Climate change is one of the greatest challenges of the 21st century, undermining sustainable development and a safe, secure and prosperous world. This is premised on the clear findings of the international scientific community, as well as by the new reality of increasingly frequent and extreme climate-related disasters. These know no borders and their impacts are becoming more severe. In Southern Africa we are witnessing with the impact of tropical cyclone Idai, the dire consequences of climate change for people, nature and livelihoods, and the reality that the worst is yet to come.
For Africa and most developing countries, climate change has a direct impact on critical sectors that drive our growth. Climate change can only realistically be addressed if we do so collectively, and through a rules-based multilateral regime that is based on science, equity as well as differentiation of action and support between countries with very different national circumstances. Climate action needs to be dramatically scaled up, while protecting and furthering the development gains of developing countries and eradicating poverty.
South Africa will have an enhanced leadership role on environmental issues and climate change for Africa in 2019 when President Ramaphosa will chair the Committee of African Heads of State and Government on Climate Change (CAHOSCC) and the Minister of Environmental Affairs will chair the African Ministerial Conference on the Environment (AMCEN) ahead of Chairing the AU in 2020.

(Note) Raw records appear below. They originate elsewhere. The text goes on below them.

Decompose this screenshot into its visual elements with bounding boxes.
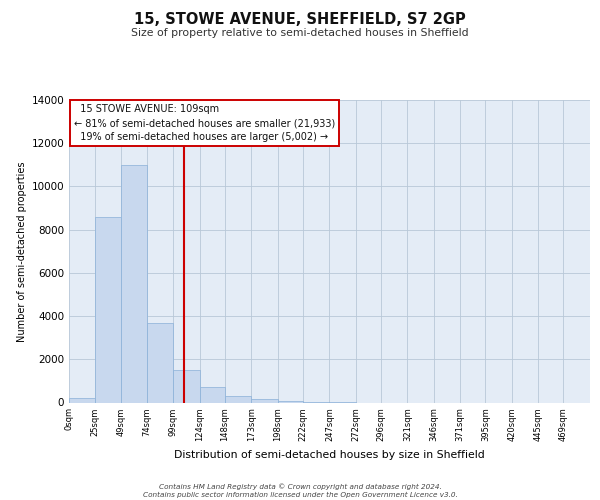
Bar <box>251 400 278 402</box>
Bar <box>95 216 121 402</box>
Text: 15 STOWE AVENUE: 109sqm
← 81% of semi-detached houses are smaller (21,933)
  19%: 15 STOWE AVENUE: 109sqm ← 81% of semi-de… <box>74 104 335 142</box>
Y-axis label: Number of semi-detached properties: Number of semi-detached properties <box>17 161 27 342</box>
Bar <box>200 388 225 402</box>
Bar <box>173 370 200 402</box>
Text: Contains HM Land Registry data © Crown copyright and database right 2024.
Contai: Contains HM Land Registry data © Crown c… <box>143 484 457 498</box>
Text: 15, STOWE AVENUE, SHEFFIELD, S7 2GP: 15, STOWE AVENUE, SHEFFIELD, S7 2GP <box>134 12 466 28</box>
Bar <box>69 398 95 402</box>
X-axis label: Distribution of semi-detached houses by size in Sheffield: Distribution of semi-detached houses by … <box>174 450 485 460</box>
Bar <box>225 396 251 402</box>
Bar <box>147 322 173 402</box>
Bar <box>121 165 147 402</box>
Text: Size of property relative to semi-detached houses in Sheffield: Size of property relative to semi-detach… <box>131 28 469 38</box>
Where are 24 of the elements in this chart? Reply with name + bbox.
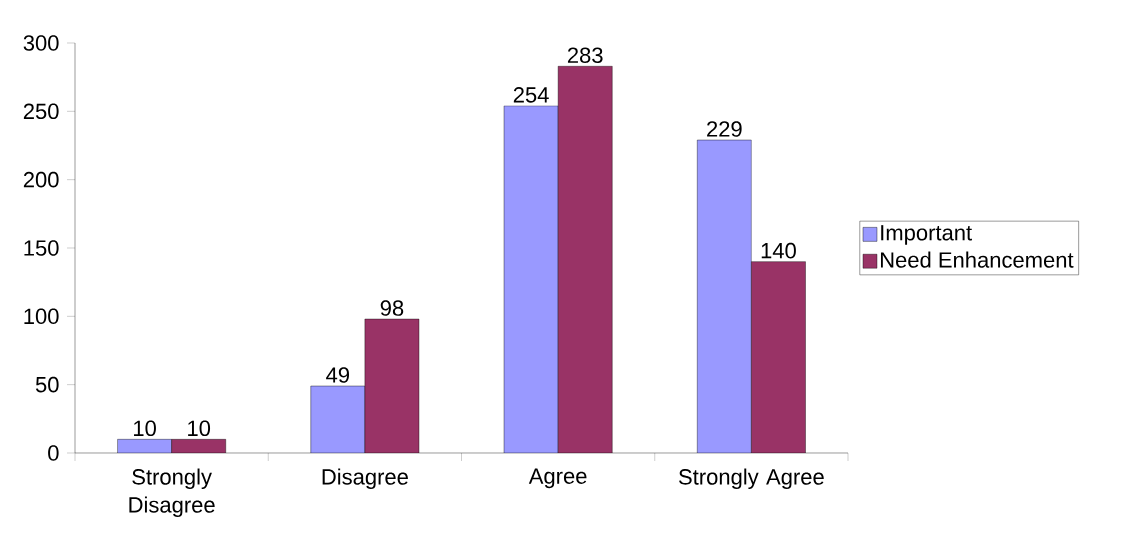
y-tick-label: 100 — [24, 308, 59, 325]
y-tick-label: 250 — [23, 103, 59, 120]
bar — [504, 105, 559, 453]
y-tick-label: 0 — [48, 445, 59, 461]
data-label: 229 — [707, 121, 742, 137]
bar — [310, 386, 365, 453]
data-label: 10 — [188, 420, 211, 437]
bar — [697, 139, 752, 453]
data-label: 283 — [567, 47, 603, 64]
y-tick-label: 150 — [24, 240, 59, 256]
y-tick-label: 200 — [23, 171, 59, 188]
x-tick-label: Agree — [528, 468, 587, 489]
data-label: 10 — [134, 420, 156, 437]
x-tick-label: Strongly Agree — [679, 468, 824, 490]
data-label: 254 — [513, 87, 549, 103]
y-tick-label: 50 — [35, 376, 59, 393]
data-label: 98 — [380, 300, 404, 316]
x-tick-label: Strongly Disagree — [129, 468, 215, 518]
legend-label: Important — [881, 225, 972, 245]
data-label: 49 — [326, 367, 350, 383]
y-tick-label: 300 — [23, 35, 59, 51]
legend-label: Need Enhancement — [881, 251, 1074, 268]
data-label: 140 — [761, 242, 796, 259]
x-tick-label: Disagree — [322, 468, 408, 490]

In an attempt to ensure that our foreign policy is aligned with the key international relations issues facing South Africa, we have appointed a Review Panel on South Africa’s Foreign Policy, consisting of very experienced former members of our Department and other experts. The Panel is finalising its report, which we hope will sharpen our tools to ensure that we respond to global challenges from the basis of our own conviction to ensure a better world to live in.
I once again thank you for the opportunity for us to engage today and for your time. I once again want to pay tribute to Phyllis Naidoo and all our other stalwarts whose life lessons stand as a beacon for us to work towards a better world.
By Lindiwe N Sisulu, MP,
Minister of International Relations and Cooperation, Republic of South Africa.